Whether the farm bill comes together will have an impact on trade policy in a number of ways, including in the long-standing dispute with Brazil over agricultural subsidies. The final legislation may also further change the current country-of-origin labeling (COOL) regime for meat challenged at the WTO by Canada and Mexico, and alter catfish inspections in a way that has become controversial among trading partners.

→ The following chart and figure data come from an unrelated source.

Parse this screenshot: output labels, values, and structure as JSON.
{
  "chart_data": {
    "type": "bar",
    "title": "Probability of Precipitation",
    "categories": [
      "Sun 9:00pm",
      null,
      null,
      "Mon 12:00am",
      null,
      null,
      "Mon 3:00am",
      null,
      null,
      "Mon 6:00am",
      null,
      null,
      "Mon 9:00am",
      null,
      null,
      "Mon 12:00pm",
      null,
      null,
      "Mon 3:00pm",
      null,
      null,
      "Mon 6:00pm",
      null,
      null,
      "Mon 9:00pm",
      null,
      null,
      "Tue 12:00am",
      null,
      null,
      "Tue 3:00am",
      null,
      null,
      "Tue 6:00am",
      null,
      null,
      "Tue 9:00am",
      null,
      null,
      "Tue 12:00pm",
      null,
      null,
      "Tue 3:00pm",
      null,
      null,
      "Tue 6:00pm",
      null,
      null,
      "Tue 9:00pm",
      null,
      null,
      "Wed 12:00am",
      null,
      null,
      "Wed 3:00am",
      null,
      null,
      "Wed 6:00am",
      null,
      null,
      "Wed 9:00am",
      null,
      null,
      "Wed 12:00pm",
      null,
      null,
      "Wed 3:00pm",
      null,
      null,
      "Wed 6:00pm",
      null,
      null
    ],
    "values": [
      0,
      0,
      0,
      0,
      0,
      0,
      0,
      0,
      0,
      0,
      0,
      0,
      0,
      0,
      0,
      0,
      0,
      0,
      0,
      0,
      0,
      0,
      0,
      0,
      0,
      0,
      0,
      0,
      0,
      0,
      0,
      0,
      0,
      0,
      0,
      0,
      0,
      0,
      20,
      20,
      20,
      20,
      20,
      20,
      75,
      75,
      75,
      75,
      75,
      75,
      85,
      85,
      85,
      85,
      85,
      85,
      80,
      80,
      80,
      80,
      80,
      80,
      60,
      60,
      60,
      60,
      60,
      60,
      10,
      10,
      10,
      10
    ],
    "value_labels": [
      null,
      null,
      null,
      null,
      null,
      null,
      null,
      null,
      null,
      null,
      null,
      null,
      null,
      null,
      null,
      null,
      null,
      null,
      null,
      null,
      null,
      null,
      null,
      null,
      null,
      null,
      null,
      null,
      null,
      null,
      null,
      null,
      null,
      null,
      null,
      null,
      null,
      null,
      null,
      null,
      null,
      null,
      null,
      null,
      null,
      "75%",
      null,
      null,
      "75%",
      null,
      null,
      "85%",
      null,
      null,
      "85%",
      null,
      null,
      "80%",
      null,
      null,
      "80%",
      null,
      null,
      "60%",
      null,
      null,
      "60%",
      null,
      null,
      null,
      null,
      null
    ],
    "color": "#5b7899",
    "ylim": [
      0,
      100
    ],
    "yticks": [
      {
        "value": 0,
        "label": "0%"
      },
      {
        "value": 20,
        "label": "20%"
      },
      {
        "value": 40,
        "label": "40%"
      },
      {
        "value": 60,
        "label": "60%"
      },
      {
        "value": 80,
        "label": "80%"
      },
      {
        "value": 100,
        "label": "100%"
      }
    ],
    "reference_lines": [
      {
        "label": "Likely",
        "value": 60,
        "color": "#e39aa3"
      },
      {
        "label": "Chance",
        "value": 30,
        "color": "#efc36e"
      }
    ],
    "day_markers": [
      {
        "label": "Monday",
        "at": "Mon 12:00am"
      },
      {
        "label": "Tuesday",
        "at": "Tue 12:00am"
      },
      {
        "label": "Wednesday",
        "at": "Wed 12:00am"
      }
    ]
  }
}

Brazil has warned that it will have to consider retaliation against U.S. exports if there is no solution to the dispute, but has made it clear it prefers not to. If efforts to develop a farm bill falter and the U.S. continues to insist it will no longer make the monthly payments it agreed to make under an interim settlement, Brazil will may feel backed into a corner.

This week will also  put an end to the guessing game over whether the chairmen of the trade committees will introduce a new fast-track bill before the end of this congressional session.  The introduction of a fast-track bill cannot be entirely ruled out, even as House members, including Ways and Means Trade Subcommittee Chairman Devin Nunes (R-CA) said last week it would not happen.

If a bill is introduced, it may be too late to serve as a political signal to the TPP ministerial, but some in Congress or the administration might argue that function was served by two short articles published last week in The New York Times and The Wall Street Journal about how close members are to developing a new fast-track bill.

A bill would also put an end to the question of whether Finance Committee Ranking Member Orrin Hatch (R-UT)  will cosponsor the bill and what that means for reflecting the May 10, 2007 agreement non issues such as intellectual property, labor rights and the environment in its negotiating objectives.

In addition, the Senate Finance Trade Subcommittee is slated to hold a hearing on Dec. 11 on the digital trade agenda. The witnesses have yet to be announced.